OK let's put this way - from wiki - Asymmetric digital subscriber line (ADSL) is a type of digital subscriber line (DSL) technology, a data communications technology that enables faster data transmission over copper telephone lines than a conventional voiceband modem can provide. It does this by utilizing frequencies that are not used by a voice telephone call.[1] A splitter, or DSL filter, allows a single telephone connection to be used for both ADSL service and voice calls at the same time. ADSL can generally only be distributed over short distances from the telephone exchange (the last mile), typically less than 4 kilometres (2 mi),[2] but has been known to exceed 8 kilometres (5 mi) if the originally laid wire gauge allows for further distribution.
So it's nothing to do with file sharing. Most TV, DVD players, consoles use DLNA. From wiki -the Digital Living Network Alliance (DLNA) is a non-profit collaborative trade organization established by Sony in June 2003, that is responsible for defining interoperability guidelines to enable sharing of digital media between multimedia devices.[3] These guidelines are built upon existing public standards, but the guidelines themselves are private (available for a fee). These guidelines specify a set of restricted ways of using the standards to achieve interoperability.[DLNA uses Universal Plug and Play (UPnP) for media management, discovery and control.[5] UPnP defines the type of device that DLNA supports ("server", "renderer", "controller") and the mechanisms for accessing media over a network. The DLNA guidelines then apply a layer of restrictions over the types of media file format, encodings and resolutions that a device must suppor4]
However DLNA has a lot of restrictions. For example you can't access ISO files via DLNA. There are other protocols like NFS and SAMBA which are more flexible. However you need CFW 5.0+ to have it on Pio 150 or 140.
post #1739 of 1810
OK, I humbly excuse myself for mixing up my terms, as in fact it seems I was always talking of two different ways to interface the media player and the computer with DLNA. No ADSL whatsoever.
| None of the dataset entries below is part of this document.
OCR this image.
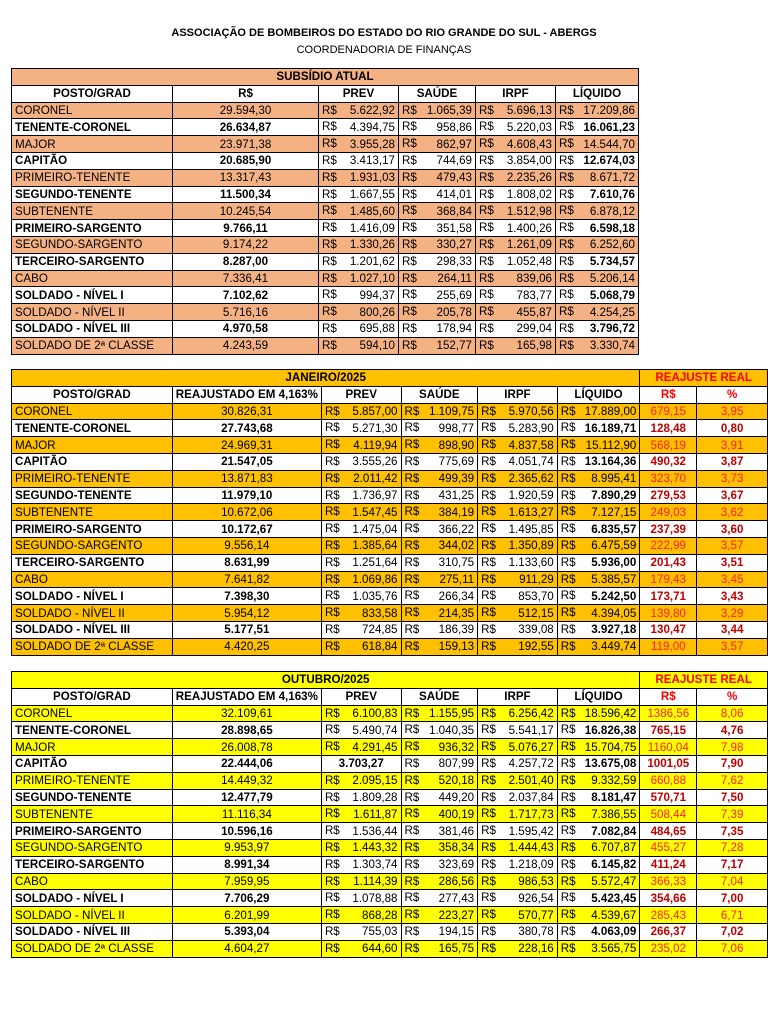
ASSOCIAÇÃO DE BOMBEIROS DO ESTADO DO RIO GRANDE DO SUL - ABERGS
COORDENADORIA DE FINANÇAS
SUBSÍDIO ATUAL					
POSTO/GRAD	R$	PREV	SAÚDE	IRPF	LÍQUIDO
CORONEL	29.594,30	R$ 5.622,92	R$ 1.065,39	R$ 5.696,13	R$ 17.209,86

TENENTE-CORONEL	26.634,87	R$ 4.394,75	R$ 958,86	R$ 5.220,03	R$ 16.061,23

MAJOR	23.971,38	R$ 3.955,28	R$ 862,97	R$ 4.608,43	R$ 14.544,70

CAPITÃO	20.685,90	R$ 3.413,17	R$ 744,69	R$ 3.854,00	R$ 12.674,03

PRIMEIRO-TENENTE	13.317,43	R$ 1.931,03	R$ 479,43	R$ 2.235,26	R$ 8.671,72

SEGUNDO-TENENTE	11.500,34	R$ 1.667,55	R$ 414,01	R$ 1.808,02	R$ 7.610,76

SUBTENENTE	10.245,54	R$ 1.485,60	R$ 368,84	R$ 1.512,98	R$ 6.878,12

PRIMEIRO-SARGENTO	9.766,11	R$ 1.416,09	R$ 351,58	R$ 1.400,26	R$ 6.598,18

SEGUNDO-SARGENTO	9.174,22	R$ 1.330,26	R$ 330,27	R$ 1.261,09	R$ 6.252,60

TERCEIRO-SARGENTO	8.287,00	R$ 1.201,62	R$ 298,33	R$ 1.052,48	R$ 5.734,57

CABO	7.336,41	R$ 1.027,10	R$ 264,11	R$ 839,06	R$ 5.206,14

SOLDADO - NÍVEL I	7.102,62	R$ 994,37	R$ 255,69	R$ 783,77	R$ 5.068,79

SOLDADO - NÍVEL II	5.716,16	R$ 800,26	R$ 205,78	R$ 455,87	R$ 4.254,25

SOLDADO - NÍVEL III	4.970,58	R$ 695,88	R$ 178,94	R$ 299,04	R$ 3.796,72

SOLDADO DE 2ª CLASSE	4.243,59	R$ 594,10	R$ 152,77	R$ 165,98	R$ 3.330,74
JANEIRO/2025						REAJUSTE REAL	
POSTO/GRAD	REAJUSTADO EM 4,163%	PREV	SAÚDE	IRPF	LÍQUIDO	R$	%
CORONEL	30.826,31	R$ 5.857,00	R$ 1.109,75	R$ 5.970,56	R$ 17.889,00	679,15	3,95
TENENTE-CORONEL	27.743,68	R$ 5.271,30	R$ 998,77	R$ 5.283,90	R$ 16.189,71	128,48	0,80
MAJOR	24.969,31	R$ 4.119,94	R$ 898,90	R$ 4.837,58	R$ 15.112,90	568,19	3,91
CAPITÃO	21.547,05	R$ 3.555,26	R$ 775,69	R$ 4.051,74	R$ 13.164,36	490,32	3,87
PRIMEIRO-TENENTE	13.871,83	R$ 2.011,42	R$ 499,39	R$ 2.365,62	R$ 8.995,41	323,70	3,73
SEGUNDO-TENENTE	11.979,10	R$ 1.736,97	R$ 431,25	R$ 1.920,59	R$ 7.890,29	279,53	3,67
SUBTENENTE	10.672,06	R$ 1.547,45	R$ 384,19	R$ 1.613,27	R$ 7.127,15	249,03	3,62
PRIMEIRO-SARGENTO	10.172,67	R$ 1.475,04	R$ 366,22	R$ 1.495,85	R$ 6.835,57	237,39	3,60
SEGUNDO-SARGENTO	9.556,14	R$ 1.385,64	R$ 344,02	R$ 1.350,89	R$ 6.475,59	222,99	3,57
TERCEIRO-SARGENTO	8.631,99	R$ 1.251,64	R$ 310,75	R$ 1.133,60	R$ 5.936,00	201,43	3,51
CABO	7.641,82	R$ 1.069,86	R$ 275,11	R$ 911,29	R$ 5.385,57	179,43	3,45
SOLDADO - NÍVEL I	7.398,30	R$ 1.035,76	R$ 266,34	R$ 853,70	R$ 5.242,50	173,71	3,43
SOLDADO - NÍVEL II	5.954,12	R$ 833,58	R$ 214,35	R$ 512,15	R$ 4.394,05	139,80	3,29
SOLDADO - NÍVEL III	5.177,51	R$ 724,85	R$ 186,39	R$ 339,08	R$ 3.927,18	130,47	3,44
SOLDADO DE 2ª CLASSE	4.420,25	R$ 618,84	R$ 159,13	R$ 192,55	R$ 3.449,74	119,00	3,57
OUTUBRO/2025						REAJUSTE REAL	
POSTO/GRAD	REAJUSTADO EM 4,163%	PREV	SAÚDE	IRPF	LÍQUIDO	R$	%
CORONEL	32.109,61	R$ 6.100,83	R$ 1.155,95	R$ 6.256,42	R$ 18.596,42	1386,56	8,06
TENENTE-CORONEL	28.898,65	R$ 5.490,74	R$ 1.040,35	R$ 5.541,17	R$ 16.826,38	765,15	4,76
MAJOR	26.008,78	R$ 4.291,45	R$ 936,32	R$ 5.076,27	R$ 15.704,75	1160,04	7,98
CAPITÃO	22.444,06	3.703,27	R$ 807,99	R$ 4.257,72	R$ 13.675,08	1001,05	7,90
PRIMEIRO-TENENTE	14.449,32	R$ 2.095,15	R$ 520,18	R$ 2.501,40	R$ 9.332,59	660,88	7,62
SEGUNDO-TENENTE	12.477,79	R$ 1.809,28	R$ 449,20	R$ 2.037,84	R$ 8.181,47	570,71	7,50
SUBTENENTE	11.116,34	R$ 1.611,87	R$ 400,19	R$ 1.717,73	R$ 7.386,55	508,44	7,39
PRIMEIRO-SARGENTO	10.596,16	R$ 1.536,44	R$ 381,46	R$ 1.595,42	R$ 7.082,84	484,65	7,35
SEGUNDO-SARGENTO	9.953,97	R$ 1.443,32	R$ 358,34	R$ 1.444,43	R$ 6.707,87	455,27	7,28
TERCEIRO-SARGENTO	8.991,34	R$ 1.303,74	R$ 323,69	R$ 1.218,09	R$ 6.145,82	411,24	7,17
CABO	7.959,95	R$ 1.114,39	R$ 286,56	R$ 986,53	R$ 5.572,47	366,33	7,04
SOLDADO - NÍVEL I	7.706,29	R$ 1.078,88	R$ 277,43	R$ 926,54	R$ 5.423,45	354,66	7,00
SOLDADO - NÍVEL II	6.201,99	R$ 868,28	R$ 223,27	R$ 570,77	R$ 4.539,67	285,43	6,71
SOLDADO - NÍVEL III	5.393,04	R$ 755,03	R$ 194,15	R$ 380,78	R$ 4.063,09	266,37	7,02
SOLDADO DE 2ª CLASSE	4.604,27	R$ 644,60	R$ 165,75	R$ 228,16	R$ 3.565,75	235,02	7,06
Both DNLA fashions are based on my empirical way to deal with the LG BD390 first, and recently with the WD TV Live Streaming. The LG did have a Nero media server that you could use for the DLNA interface. That way was tricky and problematic, and luckily I was advised to go on a different path.

This path was easier on XP and less so in Win 7, where you authorized the folders that were to be shared, very much like on Samba and others. The LG could then see the folders directly and play the files, no media server to deal with apparently.

It was similar on the WD TV, even if the software playing the files is a bit more trickier than on the LG.

The Pioneer seems to work differently, and it can't see the files by itself. You do have to install a media server for that.
post #1740 of 1810
Windows 7 has a DLNA server built into it.. It takes all of about 5 min to run through the instructions to get Windows 7 sharing media on your network. If new movies don’t always show up on your list of files it’s Windows Media Player that’s doing the indexing of the movie list – you have media player running for the new files to show up. So, if you ever fire up your DNLA end point and can’t see a file, fire up Media Player on your sharing device and that should solve the problem.